Chapter 6: Indices

If a query is slow, you should add an index, right? Turns out, this isn’t always the case.

In this chapter, we’ll explore what indices (aka indexes) are, why they’re useful, and how it’s a balancing act with regards to the number of indices a database can have before it starts to have other problems.

What is an index?

An index is a sorted summary of underlying data presented in a format that is easily searchable, sortable, and filterable.

The most common type of index is the B-tree, which we’ll go into detail on the next page. There are several other types of indices and each has strengths, weaknesses, and cases where they are more suited for different uses.

Is there a limit to how many indices a database can have?

Yes, but it’s a subjective limit. When data is persisted to disk via an INSERT, UPDATE, or DELETE, it has to be saved to the data file plus any index that is associated with that data.

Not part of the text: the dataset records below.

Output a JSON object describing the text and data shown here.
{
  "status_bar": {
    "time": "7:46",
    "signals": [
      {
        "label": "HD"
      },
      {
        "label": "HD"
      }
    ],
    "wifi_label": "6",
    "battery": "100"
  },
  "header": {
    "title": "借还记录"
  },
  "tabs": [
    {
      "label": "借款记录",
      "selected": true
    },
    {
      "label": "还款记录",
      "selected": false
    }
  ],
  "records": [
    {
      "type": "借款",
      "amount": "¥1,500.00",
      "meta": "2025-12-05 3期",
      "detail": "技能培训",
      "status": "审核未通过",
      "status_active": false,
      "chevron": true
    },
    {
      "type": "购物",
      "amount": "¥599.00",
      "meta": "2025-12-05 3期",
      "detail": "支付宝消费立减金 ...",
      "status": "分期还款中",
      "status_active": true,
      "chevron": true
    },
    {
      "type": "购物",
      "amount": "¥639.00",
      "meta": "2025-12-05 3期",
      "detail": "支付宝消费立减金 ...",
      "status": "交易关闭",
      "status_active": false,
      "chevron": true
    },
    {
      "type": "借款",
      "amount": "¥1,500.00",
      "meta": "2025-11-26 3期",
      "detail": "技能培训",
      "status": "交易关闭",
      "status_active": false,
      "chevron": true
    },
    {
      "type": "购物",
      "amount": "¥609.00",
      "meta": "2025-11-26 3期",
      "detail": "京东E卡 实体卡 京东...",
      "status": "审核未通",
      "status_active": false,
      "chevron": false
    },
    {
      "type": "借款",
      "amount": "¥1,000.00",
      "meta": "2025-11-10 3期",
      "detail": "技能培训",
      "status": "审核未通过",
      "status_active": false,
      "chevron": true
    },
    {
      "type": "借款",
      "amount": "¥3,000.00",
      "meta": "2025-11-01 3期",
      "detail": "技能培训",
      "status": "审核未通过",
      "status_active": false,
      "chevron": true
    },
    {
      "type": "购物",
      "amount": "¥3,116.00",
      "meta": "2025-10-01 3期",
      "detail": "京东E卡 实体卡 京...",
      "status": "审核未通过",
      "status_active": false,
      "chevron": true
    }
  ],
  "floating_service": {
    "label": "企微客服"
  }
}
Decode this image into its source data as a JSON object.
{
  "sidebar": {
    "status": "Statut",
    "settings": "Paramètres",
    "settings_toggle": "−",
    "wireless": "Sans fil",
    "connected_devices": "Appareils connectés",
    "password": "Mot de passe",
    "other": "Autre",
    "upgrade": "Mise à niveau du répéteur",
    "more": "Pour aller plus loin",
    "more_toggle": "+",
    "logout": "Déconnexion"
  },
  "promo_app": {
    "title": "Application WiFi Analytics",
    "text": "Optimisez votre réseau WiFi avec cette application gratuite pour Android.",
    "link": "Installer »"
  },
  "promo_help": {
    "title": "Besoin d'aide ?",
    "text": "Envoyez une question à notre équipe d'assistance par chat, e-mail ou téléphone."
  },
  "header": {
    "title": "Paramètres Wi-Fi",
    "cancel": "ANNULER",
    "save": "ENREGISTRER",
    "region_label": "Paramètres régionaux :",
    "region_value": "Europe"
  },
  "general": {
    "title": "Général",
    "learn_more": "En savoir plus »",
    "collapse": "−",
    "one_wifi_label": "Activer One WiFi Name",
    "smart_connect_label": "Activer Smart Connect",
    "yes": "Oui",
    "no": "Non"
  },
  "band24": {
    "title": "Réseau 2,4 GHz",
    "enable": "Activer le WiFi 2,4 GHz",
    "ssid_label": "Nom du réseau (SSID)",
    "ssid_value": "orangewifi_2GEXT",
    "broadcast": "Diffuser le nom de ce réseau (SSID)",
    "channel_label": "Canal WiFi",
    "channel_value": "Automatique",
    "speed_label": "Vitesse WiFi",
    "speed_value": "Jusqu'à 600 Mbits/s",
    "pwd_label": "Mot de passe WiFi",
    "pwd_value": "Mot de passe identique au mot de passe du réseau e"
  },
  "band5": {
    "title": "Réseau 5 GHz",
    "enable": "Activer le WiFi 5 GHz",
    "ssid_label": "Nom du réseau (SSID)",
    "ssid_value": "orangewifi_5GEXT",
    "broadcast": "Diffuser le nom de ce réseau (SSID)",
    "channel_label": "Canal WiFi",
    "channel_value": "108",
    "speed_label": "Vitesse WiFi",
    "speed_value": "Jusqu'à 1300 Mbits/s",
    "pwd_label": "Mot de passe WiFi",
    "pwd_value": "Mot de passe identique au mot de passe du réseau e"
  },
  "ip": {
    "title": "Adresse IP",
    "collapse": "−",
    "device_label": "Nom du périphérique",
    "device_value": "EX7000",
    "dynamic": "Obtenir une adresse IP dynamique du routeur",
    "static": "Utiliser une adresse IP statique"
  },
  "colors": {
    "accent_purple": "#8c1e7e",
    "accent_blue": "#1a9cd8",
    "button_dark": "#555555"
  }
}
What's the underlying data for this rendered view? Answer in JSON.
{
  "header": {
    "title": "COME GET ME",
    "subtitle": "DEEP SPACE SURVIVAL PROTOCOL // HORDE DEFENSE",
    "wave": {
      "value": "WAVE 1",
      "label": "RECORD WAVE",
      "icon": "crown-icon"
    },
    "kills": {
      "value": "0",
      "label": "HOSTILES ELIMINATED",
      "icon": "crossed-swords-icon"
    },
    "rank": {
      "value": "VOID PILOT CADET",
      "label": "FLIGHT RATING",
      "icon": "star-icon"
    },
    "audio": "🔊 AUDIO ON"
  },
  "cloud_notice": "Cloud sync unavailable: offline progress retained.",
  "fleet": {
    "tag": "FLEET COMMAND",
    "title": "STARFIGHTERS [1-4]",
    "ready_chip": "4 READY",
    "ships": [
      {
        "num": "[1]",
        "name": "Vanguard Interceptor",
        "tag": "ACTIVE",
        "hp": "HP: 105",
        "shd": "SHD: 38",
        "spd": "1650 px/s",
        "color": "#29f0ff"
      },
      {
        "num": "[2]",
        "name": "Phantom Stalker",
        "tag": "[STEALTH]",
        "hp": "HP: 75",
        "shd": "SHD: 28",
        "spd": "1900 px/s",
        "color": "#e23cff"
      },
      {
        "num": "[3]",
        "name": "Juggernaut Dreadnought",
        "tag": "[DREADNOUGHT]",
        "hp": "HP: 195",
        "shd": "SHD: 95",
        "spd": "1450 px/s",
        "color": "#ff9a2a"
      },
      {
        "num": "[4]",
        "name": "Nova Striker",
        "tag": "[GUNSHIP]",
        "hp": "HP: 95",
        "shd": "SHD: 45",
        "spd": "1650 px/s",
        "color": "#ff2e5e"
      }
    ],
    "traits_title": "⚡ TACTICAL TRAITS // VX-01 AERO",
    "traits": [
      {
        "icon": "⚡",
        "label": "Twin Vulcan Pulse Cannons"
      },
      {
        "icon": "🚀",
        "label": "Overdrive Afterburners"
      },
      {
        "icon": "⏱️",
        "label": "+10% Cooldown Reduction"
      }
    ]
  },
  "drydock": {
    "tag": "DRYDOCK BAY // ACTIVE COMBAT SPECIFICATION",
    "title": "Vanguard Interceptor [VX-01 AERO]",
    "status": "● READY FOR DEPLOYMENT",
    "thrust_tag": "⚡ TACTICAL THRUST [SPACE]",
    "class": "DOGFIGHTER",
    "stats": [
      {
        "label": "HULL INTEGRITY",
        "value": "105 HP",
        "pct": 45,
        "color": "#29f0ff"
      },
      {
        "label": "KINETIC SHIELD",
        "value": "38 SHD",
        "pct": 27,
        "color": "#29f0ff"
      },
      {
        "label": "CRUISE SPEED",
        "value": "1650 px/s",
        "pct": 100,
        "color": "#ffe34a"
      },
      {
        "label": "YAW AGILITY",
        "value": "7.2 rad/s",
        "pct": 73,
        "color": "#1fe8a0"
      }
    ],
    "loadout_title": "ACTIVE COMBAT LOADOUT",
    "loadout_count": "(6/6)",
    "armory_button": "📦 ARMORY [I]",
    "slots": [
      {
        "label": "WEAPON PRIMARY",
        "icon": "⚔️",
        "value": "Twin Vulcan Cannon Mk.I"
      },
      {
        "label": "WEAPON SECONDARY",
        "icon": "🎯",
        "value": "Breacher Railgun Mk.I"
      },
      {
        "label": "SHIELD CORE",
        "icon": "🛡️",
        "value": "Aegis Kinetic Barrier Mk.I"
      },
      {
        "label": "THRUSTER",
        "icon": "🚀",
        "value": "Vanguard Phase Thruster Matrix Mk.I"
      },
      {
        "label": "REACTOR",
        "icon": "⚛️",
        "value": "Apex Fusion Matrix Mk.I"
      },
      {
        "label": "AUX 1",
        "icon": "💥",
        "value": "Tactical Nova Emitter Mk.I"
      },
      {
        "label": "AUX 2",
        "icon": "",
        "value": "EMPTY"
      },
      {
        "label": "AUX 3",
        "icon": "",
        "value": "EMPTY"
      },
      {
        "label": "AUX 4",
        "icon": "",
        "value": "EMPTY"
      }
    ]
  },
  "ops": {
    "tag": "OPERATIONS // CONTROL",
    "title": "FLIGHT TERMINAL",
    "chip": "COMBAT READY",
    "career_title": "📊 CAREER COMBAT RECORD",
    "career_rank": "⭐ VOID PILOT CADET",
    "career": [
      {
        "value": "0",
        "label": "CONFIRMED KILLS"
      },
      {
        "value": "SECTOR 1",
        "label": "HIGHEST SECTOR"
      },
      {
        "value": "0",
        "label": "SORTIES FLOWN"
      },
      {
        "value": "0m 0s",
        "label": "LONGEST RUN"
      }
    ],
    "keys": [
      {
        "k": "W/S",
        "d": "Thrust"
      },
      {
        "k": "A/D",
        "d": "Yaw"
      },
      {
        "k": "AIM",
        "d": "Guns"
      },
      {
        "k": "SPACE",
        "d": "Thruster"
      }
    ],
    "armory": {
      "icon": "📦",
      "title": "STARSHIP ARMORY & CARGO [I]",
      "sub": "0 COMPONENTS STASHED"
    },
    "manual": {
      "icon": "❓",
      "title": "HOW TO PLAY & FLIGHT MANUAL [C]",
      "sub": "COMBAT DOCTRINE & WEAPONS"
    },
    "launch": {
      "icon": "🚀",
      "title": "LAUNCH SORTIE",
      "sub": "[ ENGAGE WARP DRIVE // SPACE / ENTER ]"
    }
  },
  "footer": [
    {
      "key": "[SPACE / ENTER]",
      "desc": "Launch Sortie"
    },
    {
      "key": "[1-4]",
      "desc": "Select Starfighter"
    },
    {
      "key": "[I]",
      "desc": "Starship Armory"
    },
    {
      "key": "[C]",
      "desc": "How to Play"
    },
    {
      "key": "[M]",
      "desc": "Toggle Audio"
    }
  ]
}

For example, in a relational system with a table that has 5 indices, the system will do at least 6 writes when inserting a new row. On a system that is write heavy, having indexes will compound the number of writes which could cause significant extra load.

There is a balancing act between fast reads versus fast writes. On many relational systems, the ultimate amount a system can scale is determined by how many writes it can handle because reads can be spread out across an array of followers.

When to use indices

Indices, in a relational database system, may speed up SELECT queries, but slow down INSERT, UPDATE, and DELETE queries. Specifically, in a SELECT, they may speed up JOIN, WHERE and ORDER BY clauses.

The query planner looks at stats about the index. These determine if it will be faster to scan the index vs. the table when filtering and sorting data.

Different types of indices have different rules to determine when they are effective. These will be explained on the following pages.